Díaz Velázquez Heriberto, Ruiz García Yara, Vandichel Matthias, Madder Annemieke, Verpoort Francis
Laboratory of Organometallics, Catalysis and Ordered Materials, State Key Laboratory of Advanced Technology for Materials Synthesis and Processing; Center for Chemical and Material Engineering, Wuhan University of Technology; Department of Applied Chemistry, Faculty of Sciences, Wuhan University of Technology, Wuhan 430070, P.R. China.

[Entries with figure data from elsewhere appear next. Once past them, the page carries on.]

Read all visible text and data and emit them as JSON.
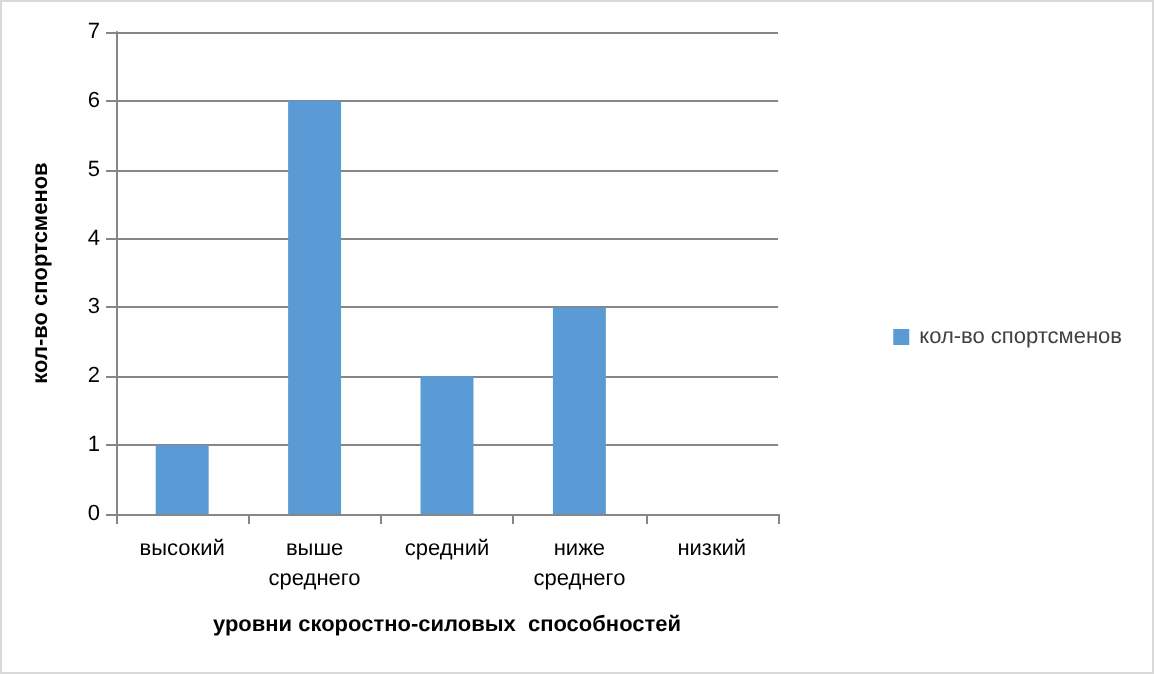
{
  "chart_data": {
    "type": "bar",
    "categories": [
      "высокий",
      "выше среднего",
      "средний",
      "ниже среднего",
      "низкий"
    ],
    "series": [
      {
        "name": "кол-во спортсменов",
        "color": "#5b9bd5",
        "values": [
          1,
          6,
          2,
          3,
          0
        ]
      }
    ],
    "xlabel": "уровни скоростно-силовых  способностей",
    "ylabel": "кол-во спортсменов",
    "ylim": [
      0,
      7
    ],
    "yticks": [
      0,
      1,
      2,
      3,
      4,
      5,
      6,
      7
    ],
    "grid": "y",
    "legend": "right"
  }
}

Org Biomol Chem. 2014 Dec 14;12(46):9350-6. doi: 10.1039/c4ob01350f. Epub 2014 Sep 24.
Copper(I)-catalyzed 1,3-dipolar cycloaddition of azides and terminal alkynes (CuAAC), better known as "click" reaction, has triggered the use of 1,2,3-triazoles in bioconjugation, drug discovery, materials science and combinatorial chemistry. Here we report a new series of water-soluble catalysts based on N-heterocyclic carbene (NHC)-Cu complexes which are additionally functionalized with a sulfonate group. The complexes show superior activity towards CuAAC reactions and display a high versatility, enabling the production of triazoles with different substitution patterns. Additionally, successful application of these complexes in bioconjugation using unprotected peptides acting as DNA binding domains was achieved for the first time. Mechanistic insight into the reaction mechanism is obtained by means of state-of-the-art first principles calculations.
铜(I)催化的叠氮化物与末端炔烃的1,3-偶极环加成反应(CuAAC),更广为人知的是“点击”反应,引发了1,2,3-三唑在生物共轭、药物发现、材料科学和组合化学中的应用。在此,我们报道了一系列基于N-杂环卡宾(NHC)-铜配合物的新型水溶性催化剂,这些配合物还被磺酸基团功能化。这些配合物对CuAAC反应表现出卓越的活性,并具有高度的通用性,能够制备具有不同取代模式的三唑。此外,首次成功地将这些配合物应用于生物共轭,使用未受保护的肽作为DNA结合域。通过最先进的第一性原理计算获得了对反应机理的机理洞察。